Können vorhandene Nistmöglichkeiten aufgrund der baulichen Gegebenheiten nicht erhalten werden, so ist sind mit künstlichen Nistkästen entsprechende Brutmöglichkeiten zu schaffen oder mit einfachen baulichen Maßnahmen gebäudeintegrierte Brutmöglichkeiten zu schaffen. Dies ist ohne bautechnische Probleme immer möglich. Auch die optisch ansprechende Gestaltung von künstlichen Nistmöglichen ist kein Problem. Die Kosten für derartige Maßnahmen sind sehr gering. Werden die Maßnahmen baulich gleich mit eingeplant, entstehen eigentlich keine Zusatzkosten. (Bild 9)
In Zeiten des Artenschwundes ist es angezeigt, auch dort, wo bisher keine Nistmöglichkeiten vorhanden sind, bei baulichen Eingriffen neue Nist- und Brutmöglichkeiten zu schaffen. Dabei spielt es keine Rolle, ob Aussichten auf eine unmittelbare Besiedelung dieser neuen Quartiere bestehen. So kann es im Fall von Fledermäusen viele Jahre bis zu einer Neubesiedelung dauern. Andere Bewohner, wie etwa Hausrotschwänze (Bild 10) stellen sich oft direkt nach der Ausführung ein. (Bild 11) Dabei können die örtlichen Naturschutzverbände kompetente Berater sein.
Gebäudesanierungen finden bei privaten Wohngebäuden statt, bei Gebäuden der öffentlichen Hand (Bild 12), bei Kirchengemeinden (Bild 13), bei landwirtschaftlichen Gebäuden (Bild14) und im Objektbereich.
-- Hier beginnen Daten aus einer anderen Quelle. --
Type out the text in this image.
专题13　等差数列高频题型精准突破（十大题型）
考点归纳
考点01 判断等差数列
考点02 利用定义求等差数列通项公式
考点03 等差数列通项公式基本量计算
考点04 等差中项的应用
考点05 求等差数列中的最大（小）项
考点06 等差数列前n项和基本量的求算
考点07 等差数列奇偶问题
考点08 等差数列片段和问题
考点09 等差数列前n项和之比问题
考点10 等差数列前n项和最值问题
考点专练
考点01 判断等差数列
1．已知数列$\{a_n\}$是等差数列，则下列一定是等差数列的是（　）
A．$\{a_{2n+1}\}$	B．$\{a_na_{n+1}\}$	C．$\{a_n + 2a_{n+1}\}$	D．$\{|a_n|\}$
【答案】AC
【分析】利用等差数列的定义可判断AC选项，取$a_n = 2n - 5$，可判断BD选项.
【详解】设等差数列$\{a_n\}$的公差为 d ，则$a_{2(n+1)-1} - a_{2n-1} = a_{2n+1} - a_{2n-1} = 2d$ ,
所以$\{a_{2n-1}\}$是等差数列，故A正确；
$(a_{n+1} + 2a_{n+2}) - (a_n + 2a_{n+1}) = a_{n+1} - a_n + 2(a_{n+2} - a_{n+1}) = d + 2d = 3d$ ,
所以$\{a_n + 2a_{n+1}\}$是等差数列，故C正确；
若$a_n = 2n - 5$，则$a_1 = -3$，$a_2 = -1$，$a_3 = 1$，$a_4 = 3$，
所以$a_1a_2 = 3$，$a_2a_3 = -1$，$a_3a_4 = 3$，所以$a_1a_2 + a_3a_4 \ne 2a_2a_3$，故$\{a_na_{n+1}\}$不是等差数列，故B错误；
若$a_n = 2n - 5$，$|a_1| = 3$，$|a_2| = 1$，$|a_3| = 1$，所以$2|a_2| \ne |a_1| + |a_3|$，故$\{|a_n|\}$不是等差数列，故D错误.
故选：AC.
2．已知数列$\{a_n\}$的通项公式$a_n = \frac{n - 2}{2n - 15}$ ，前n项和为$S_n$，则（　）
Diese verschiedenen Gebäudetypen werden alle gelegentlich saniert oder energetisch ertüchtigt. Manche dieser Gebäude sind sehr groß oder sehr hoch und können daher eine Heimstatt für größere Vögel wie Turmfalken, Dohlen oder Schleiereulen bieten. Hier ist die kooperative Zusammenarbeit mit den Naturschutzverbänden gute Voraussetzungen für beispielhafte Ansätze im Artenschutz. Auch, wenn der bauliche Aufwand für die Installation geeigneter Nistmöglichkeiten im Einzelfall etwas aufwendiger sein kann. (Bild 15)
Mögliche Bedenken seitens des Denkmalschutzes können in der Regel durch positive Gestaltung leicht ausgeräumt werden. Schließlich waren historische Gebäudetypen früher immer Heimstatt für viele Bewohner (Bild 16). Wir sollten uns daher bemühen, diese Optionen wieder zu schaffen. So sind etwa Dohlen (Bild 17) für die von ihnen bewohnten Gebäude die optimale Garantie dafür, dass sich dort niemals Stadttauben einfinden werden. Artenschutz kann also auch aktiver Schutz für Gebäude sein!
Gebäudesanierung kann damit auch ein Schlüssel für mehr Artenvielfalt und Naturerleben in der Stadt sein. Diese Chance sollten wir nutzen! Schließlich wollen wir alle lebenswerte Stadtquartiere haben und keine toten und lebensfeindlichen Wüsten schaffen.